Monday, July 15, 2013

Observing an animal


He sits with his front paws on my thighs and stares until I look him back in the eyes. His posture shows his intensity and his ears swivel forward when I speak. His eyes alternately open wide and narrow as his jaw lifts and his head bobs in time to my speech. I will never have an audience as attentive to my words as him. When we first brought him home, he was a tiny orange puff.
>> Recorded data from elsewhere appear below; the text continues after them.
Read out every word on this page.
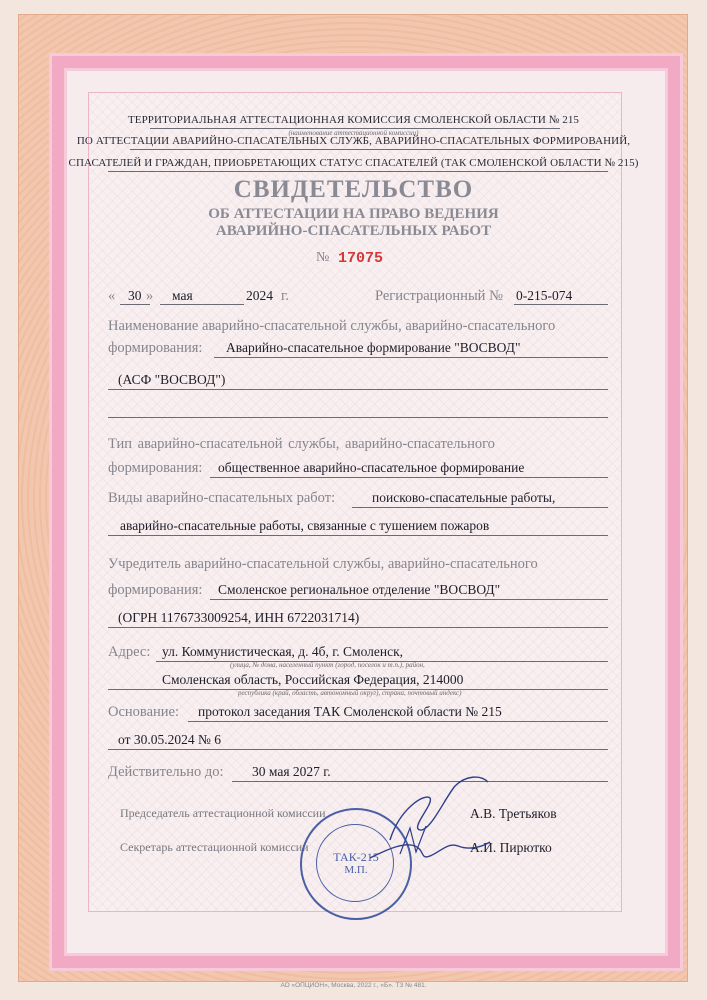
ТЕРРИТОРИАЛЬНАЯ АТТЕСТАЦИОННАЯ КОМИССИЯ СМОЛЕНСКОЙ ОБЛАСТИ № 215
(наименование аттестационной комиссии)
ПО АТТЕСТАЦИИ АВАРИЙНО-СПАСАТЕЛЬНЫХ СЛУЖБ, АВАРИЙНО-СПАСАТЕЛЬНЫХ ФОРМИРОВАНИЙ,
СПАСАТЕЛЕЙ И ГРАЖДАН, ПРИОБРЕТАЮЩИХ СТАТУС СПАСАТЕЛЕЙ (ТАК СМОЛЕНСКОЙ ОБЛАСТИ № 215)
СВИДЕТЕЛЬСТВО
ОБ АТТЕСТАЦИИ НА ПРАВО ВЕДЕНИЯ
АВАРИЙНО-СПАСАТЕЛЬНЫХ РАБОТ
№ 17075
« 30 » мая	2024 г.	Регистрационный № 0-215-074
Наименование аварийно-спасательной службы, аварийно-спасательного
формирования: Аварийно-спасательное формирование "ВОСВОД"
(АСФ "ВОСВОД")
Тип аварийно-спасательной службы, аварийно-спасательного
формирования: общественное аварийно-спасательное формирование
Виды аварийно-спасательных работ:	поисково-спасательные работы,
аварийно-спасательные работы, связанные с тушением пожаров
Учредитель аварийно-спасательной службы, аварийно-спасательного
формирования: Смоленское региональное отделение "ВОСВОД"
(ОГРН 1176733009254, ИНН 6722031714)
Адрес: ул. Коммунистическая, д. 4б, г. Смоленск,
(улица, № дома, населенный пункт (город, поселок и т.п.), район,
Смоленская область, Российская Федерация, 214000
республика (край, область, автономный округ), страна, почтовый индекс)
Основание: протокол заседания ТАК Смоленской области № 215
от 30.05.2024 № 6
Действительно до: 30 мая 2027 г.
Председатель аттестационной комиссии	А.В. Третьяков
Секретарь аттестационной комиссии	А.И. Пирютко
ТАК-215
М.П.
АО «ОПЦИОН», Москва, 2022 г., «Б». ТЗ № 481.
He was the single bright spot in a cage full of dark bodies and, while we went in to the shop sure we wanted a gray, he was so eager to interact and so vocal, we chose him to keep. He has remained the most social cat I have ever known, demanding of attention and affection and quick to respond when called. Where we are, he is. Like the best of people, he has faith in his friends, he is peaceful in his habits, he is patient and humorous and easy to love.
He spends most of his observed time lounging. He is sprawled over cushions, stretched out on furniture, flat on his back on the floor. When he extends to full length on his back, he is surprisingly large and long. He is at ease and does not move to protect his exposed belly; we step over and around him and he will not move. He favorite spot is on the back of a chair or the sofa, whipping his tail and dangling a single paw. The paw is ready to reach out and swipe at passersby. This is done casually and without claws, an acknowledgement of your presence and a request to acknowledge him by a scratch or a stroke. When both he and my son were smaller, we would watch “Big Cat Diaries” on Animal Planet. We laughed at the big cats on the savanna up in a tree and our own smaller one, up on a chair back. We saw the same attitude on the screen and in the home- idle cats, limbs slack but the tail showing their awareness of everything and everyone.
He waits for me each morning, ready for the treats he gets in his bowl. When there is white showing at the bottom, he herds me like a sheepdog to the dish. He will come close and yowl, run a few steps and yowl again, come back and push me with his head. Yowls some more. Since he eats from the center out, the food may be inches up the sides but the white showing at the center means an empty dish. When someone in the house is up, he cannot live with white. He is familiar with the rhythms of the day and of our home and knows to within a few minutes when his dinner is due in his dish. He is alert to the sounds of the fork, the fridge and the plastic sandwich bag the can lives in. He eats with relish but only small amounts at any sitting. He drinks from the back of the bowl and after he eats is wet all down his chest from dipping his ruff in the water. He keeps toys- rubber spiders, coated paperclips, glass jewels- in his food and water dishes and these must get washed daily along with the dishes.

He is amusing in his love for black licorice; I fight him over his theft of Good and Plenty’s from the bag. He is quirky in his need to have his possessions in his food, which he will hunt out and replace if removed. He is charming in his lack of stealth- with an un-catlike thumping up and down stairs, he sounds like a Shetland pony.  He is devoted and will sit for hours in the window waiting for me to come home from work or errand, leaping up when the door opens. He is bold and will stare down the largest and most aggressive home invader. He growls and nips at bees and wasps. He pounced and swatted at a spider as large as the palm of my hand. I dropped the Oxford English Dictionary on that spider and he pushed hard with a paw to move the text off and get at it again. He sharpens his teeth on the emery boards I use to file my nails and we are often at war over to whom they ultimately belong. Now when it is time for new, I buy two so he can have his own. He still takes mine. His presence is both a necessary and beautiful comfort and a demand to pay attention, like the yoga pose that simultaneously encourages sweaty effort and mindful meditation.